Amsterdam is a city of heritage and exploration. It has a more Eastern European feel to it compared to the United Kingdom, but it is very beautiful. Apart from the more well-known characteristics such as legalized drugs and prostitution, the city surprisingly has a lot more to offer. The city isn’t on the coast but is very close to it, and is settled on a series of canals and rivers, much like Venice. Amsterdam is home to the famous Heineken Brewery, Anne Frank house, and Van Gogh Museum, none of which I had known were there. The city is small and centralized around the Red Light district, but it’s much more than women in windows and coffee shops. The canals are gorgeous and are frequently filled with swans, which make an unusual yet pleasant contrast to what can be seen on the streets.

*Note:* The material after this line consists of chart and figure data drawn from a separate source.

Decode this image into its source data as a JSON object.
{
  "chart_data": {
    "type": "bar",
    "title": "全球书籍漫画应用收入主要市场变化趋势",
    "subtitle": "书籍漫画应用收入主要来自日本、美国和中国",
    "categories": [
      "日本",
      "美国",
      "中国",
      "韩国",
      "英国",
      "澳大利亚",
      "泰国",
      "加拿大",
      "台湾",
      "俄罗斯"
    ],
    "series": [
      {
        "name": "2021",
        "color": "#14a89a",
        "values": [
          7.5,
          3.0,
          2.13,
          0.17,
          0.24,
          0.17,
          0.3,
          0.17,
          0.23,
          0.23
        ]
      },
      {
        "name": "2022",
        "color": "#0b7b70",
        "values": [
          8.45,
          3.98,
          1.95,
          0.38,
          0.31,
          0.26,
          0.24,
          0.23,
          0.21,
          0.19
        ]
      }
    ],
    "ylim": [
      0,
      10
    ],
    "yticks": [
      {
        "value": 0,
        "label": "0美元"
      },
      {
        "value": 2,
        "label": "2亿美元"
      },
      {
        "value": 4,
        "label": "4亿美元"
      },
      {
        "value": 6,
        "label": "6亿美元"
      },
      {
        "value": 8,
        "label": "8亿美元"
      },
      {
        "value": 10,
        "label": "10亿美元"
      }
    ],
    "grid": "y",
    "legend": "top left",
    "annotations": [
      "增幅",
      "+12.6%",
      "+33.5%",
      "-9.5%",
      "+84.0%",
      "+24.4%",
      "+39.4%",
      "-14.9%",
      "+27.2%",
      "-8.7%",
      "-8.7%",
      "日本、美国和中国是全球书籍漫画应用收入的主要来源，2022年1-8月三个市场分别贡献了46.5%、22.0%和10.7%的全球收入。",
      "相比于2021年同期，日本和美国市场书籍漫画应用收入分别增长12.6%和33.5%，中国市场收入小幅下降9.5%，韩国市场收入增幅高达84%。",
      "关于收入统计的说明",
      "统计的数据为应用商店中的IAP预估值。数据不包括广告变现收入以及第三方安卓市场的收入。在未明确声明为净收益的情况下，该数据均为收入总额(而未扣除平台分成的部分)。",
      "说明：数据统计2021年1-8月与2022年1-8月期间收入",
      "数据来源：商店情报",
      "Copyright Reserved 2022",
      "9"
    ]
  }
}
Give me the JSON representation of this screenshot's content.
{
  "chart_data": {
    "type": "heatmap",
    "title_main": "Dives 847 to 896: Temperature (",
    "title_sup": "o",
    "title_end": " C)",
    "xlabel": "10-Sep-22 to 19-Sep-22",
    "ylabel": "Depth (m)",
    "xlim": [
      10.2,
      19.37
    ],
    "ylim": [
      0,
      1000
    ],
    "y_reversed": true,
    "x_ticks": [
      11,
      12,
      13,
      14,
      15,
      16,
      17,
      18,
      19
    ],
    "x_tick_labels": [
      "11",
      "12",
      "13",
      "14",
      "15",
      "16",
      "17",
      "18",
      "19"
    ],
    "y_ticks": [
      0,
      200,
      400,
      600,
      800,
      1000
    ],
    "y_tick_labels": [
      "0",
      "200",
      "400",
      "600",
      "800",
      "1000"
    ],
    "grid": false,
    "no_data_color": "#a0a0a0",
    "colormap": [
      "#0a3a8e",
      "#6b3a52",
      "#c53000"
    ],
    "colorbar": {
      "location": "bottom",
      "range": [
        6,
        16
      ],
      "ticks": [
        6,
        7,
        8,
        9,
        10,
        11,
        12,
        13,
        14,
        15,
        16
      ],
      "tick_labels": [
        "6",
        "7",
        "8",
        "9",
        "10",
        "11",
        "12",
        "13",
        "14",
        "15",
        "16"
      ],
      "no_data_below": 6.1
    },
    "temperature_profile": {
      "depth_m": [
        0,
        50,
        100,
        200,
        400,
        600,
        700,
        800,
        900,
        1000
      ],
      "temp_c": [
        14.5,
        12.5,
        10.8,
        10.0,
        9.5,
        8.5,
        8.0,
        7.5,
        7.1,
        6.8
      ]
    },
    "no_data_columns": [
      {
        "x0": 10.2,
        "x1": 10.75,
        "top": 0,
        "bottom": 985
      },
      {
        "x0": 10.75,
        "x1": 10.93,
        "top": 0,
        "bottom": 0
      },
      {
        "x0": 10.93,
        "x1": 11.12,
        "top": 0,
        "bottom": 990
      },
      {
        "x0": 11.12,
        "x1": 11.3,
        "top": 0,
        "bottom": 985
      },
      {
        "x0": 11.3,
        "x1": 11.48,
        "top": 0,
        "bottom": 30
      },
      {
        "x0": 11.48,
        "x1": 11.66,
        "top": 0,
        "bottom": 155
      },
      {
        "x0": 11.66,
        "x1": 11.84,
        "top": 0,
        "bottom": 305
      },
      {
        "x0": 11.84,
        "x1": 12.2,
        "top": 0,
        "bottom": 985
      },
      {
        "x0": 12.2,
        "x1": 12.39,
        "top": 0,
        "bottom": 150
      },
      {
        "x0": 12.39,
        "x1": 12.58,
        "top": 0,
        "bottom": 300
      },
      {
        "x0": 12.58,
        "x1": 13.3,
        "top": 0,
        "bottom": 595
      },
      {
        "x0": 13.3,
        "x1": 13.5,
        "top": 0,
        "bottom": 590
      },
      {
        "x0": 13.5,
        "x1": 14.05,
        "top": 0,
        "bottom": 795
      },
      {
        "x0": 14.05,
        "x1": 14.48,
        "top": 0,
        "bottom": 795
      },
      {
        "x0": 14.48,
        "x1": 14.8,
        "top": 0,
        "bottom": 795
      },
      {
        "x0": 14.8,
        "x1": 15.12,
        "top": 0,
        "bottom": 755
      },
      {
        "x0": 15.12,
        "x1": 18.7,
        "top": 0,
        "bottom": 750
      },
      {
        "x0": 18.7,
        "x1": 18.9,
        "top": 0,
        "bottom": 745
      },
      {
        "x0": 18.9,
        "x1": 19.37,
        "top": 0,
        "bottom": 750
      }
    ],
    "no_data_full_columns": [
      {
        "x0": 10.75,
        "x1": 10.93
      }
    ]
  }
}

Only a short night after returning from Amsterdam, I departed early in the morning for Paris, with no recuperation time at all. I flew on an airline called EasyJet, the European equivalent of a cheaper Southwest. I was excited at first, but quickly became frustrated when I found out just how “cheap” they were. I arrived at the airport about an hour before my departure time, only to be rejected at check-in and told I had to buy a new ticket. Plus, Europe has a smaller standard for carry-on sized bags (or maybe they’re just more stringent about it). In the end, my trip cost as much as it would have to take a nicer airline without all the hassle.
Anyway, I made my way to Paris later in the afternoon; while I had planned to spend two days there, I only accomplished 24 hours. It turned out to be enough time to see the Notre Dame Cathedral, the outside of the Louvre, the Catacombs of Paris, and other famous buildings and statues along the way. I was surprised to find myself satisfied with my short time there.
After that, I was off to Italy. Rome is spectacular; every little corner and street had something to hide, which made my spontaneous approach to exploring very easy. Most of the religious buildings are free, which also makes Rome very affordable. The Vatican is unbelievable; no matter what your religious affiliation, it is impossible to not feel humbled in its presence. My other favorite sites included Castel Sant’Angelo and St. Ignazio (most of my preexisting knowledge of these places came from “The Da Vinci Code,” “Angels and Demons,” or “Assassins Creed”).
Florence was next on the itinerary, and it surprised me most of all. Florence is small, but stands big in Italy. As the locals would describe it, they don’t stand large on a map, but they’ve had a big impact on history – and the city perfectly reflects that attitude. A climb to the top of the most detailed cathedral known to man, the Basilica di Santa Maria del Fiore, was a relaxing and beautiful experience and exceeded my expectations for the Tuscan valley.
Venice, an island made up of a series of canals, was the best way to end the journey. The main form of transportation here is by waterbus, or vaporetto, which almost acts as a tour of the city itself. Everywhere you look is ocean. This tends to be underrepresented in movies, where they only show you the inner city of canals, but the other side is just as beautiful. It provided a beyond-magical way to end my travels.